Why you should care
Because this is vegan food with soul. No tofurkeys here.
Chef Bryant Terry is on a mission: to supplant the grease-laden caricature of soul food, one vegetable at a time.
In his latest cookbook, Afro-Vegan: Farm-Fresh African, Caribbean, and Southern Flavors Remixed, Terry combs through the African diaspora around the globe. The result: 100 meat-free recipes that bridge the gap between veganism and African flavors from the Middle East, the Caribbean and elsewhere. The book is for those who want to skip the tofurkey and “bland” vegan fare, Terry explains. He offers diverse dishes, such as the cardamom-spiced Tofu Curry With Mustard Greens, which was inspired by the steaming fish curries that waft through Tanzania.
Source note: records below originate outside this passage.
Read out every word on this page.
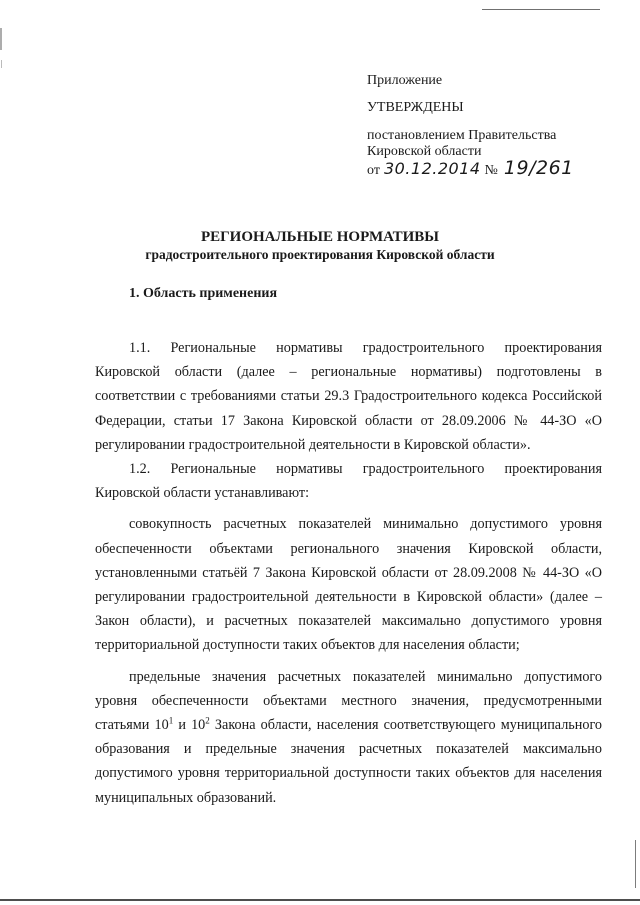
Приложение

УТВЕРЖДЕНЫ

постановлением Правительства

Кировской области

от 30.12.2014 № 19/261

РЕГИОНАЛЬНЫЕ НОРМАТИВЫ
градостроительного проектирования Кировской области
1. Область применения

1.1. Региональные нормативы градостроительного проектирования Кировской области (далее – региональные нормативы) подготовлены в соответствии с требованиями статьи 29.3 Градостроительного кодекса Российской Федерации, статьи 17 Закона Кировской области от 28.09.2006 № 44-ЗО «О регулировании градостроительной деятельности в Кировской области».

1.2. Региональные нормативы градостроительного проектирования Кировской области устанавливают:

совокупность расчетных показателей минимально допустимого уровня обеспеченности объектами регионального значения Кировской области, установленными статьёй 7 Закона Кировской области от 28.09.2008 № 44-ЗО «О регулировании градостроительной деятельности в Кировской области» (далее – Закон области), и расчетных показателей максимально допустимого уровня территориальной доступности таких объектов для населения области;

предельные значения расчетных показателей минимально допустимого уровня обеспеченности объектами местного значения, предусмотренными статьями $10^1$ и $10^2$ Закона области, населения соответствующего муниципального образования и предельные значения расчетных показателей максимально допустимого уровня территориальной доступности таких объектов для населения муниципальных образований.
The sweet Coconut Basmati Rice Pudding pays homage to the thriving Afro-Brazilian community of Salvador da Bahia.
It’s about getting people to eat real food again … and using the dinner table as a way to bring community together.
— Bryant Terry
And there’s a personal twist: Each page is paired with a recommended book, favorite song or personal anecdote, which takes readers on Terry’s full-flavored journey of “cutting, pasting, reworking and remixing” Afro-centric ingredients. “It’s this idea of looking backward as we move forward,” he explains.
Of course, Memphis-born Terry is no stranger to the deepening health problems among African-Americans in the U.S. According to a 2012 study from the Journal of the Academy of Nutrition and Dietetics, less than 6 percent are getting the recommended amount of vegetables of 2 ½ cups a day, and less than 15 percent are eating enough fruits. So for Terry, who is also a longtime food justice activist, what we eat is a political issue as well as a culinary experience. “It’s about getting people to eat real food again, getting people to re-embrace these traditions of growing food locally, making food from scratch and using the dinner table as a way to bring community together,” he says.
But Adrian Miller, a soul food scholar and food historian, admits that Terry’s job won’t be easy. “It’s an uphill education effort because a lot of African-Americans don’t know much about veganism. It is a middle-class or white-people perspective on food,” he says. “There are older folk who say it’s not soul food unless you got [sic] some pork swimming in it.”
Yet both Terry and Miller explain that organic foods and farm-fresh veggies can be traced back to African slaves in the 1800s. In fact, Africans were one of the first so-called vegans on plantations, where meat was a luxury but peas, beans and greens were more plentiful, Terry says. “African people are the original green people, the original farm-to-table and garden-to-table people,” he told Ebony magazine.
So in his new cookbook, gone are the ham hocks, coleslaws and thick gravies that not only contribute to the alarmingly high rates of obesity and cancer among African-Americans, but also stereotype their diet. He’s rallying the community around much healthier culinary traditions and hoping to pave the way for some new practices with his Afro-vegan ideas.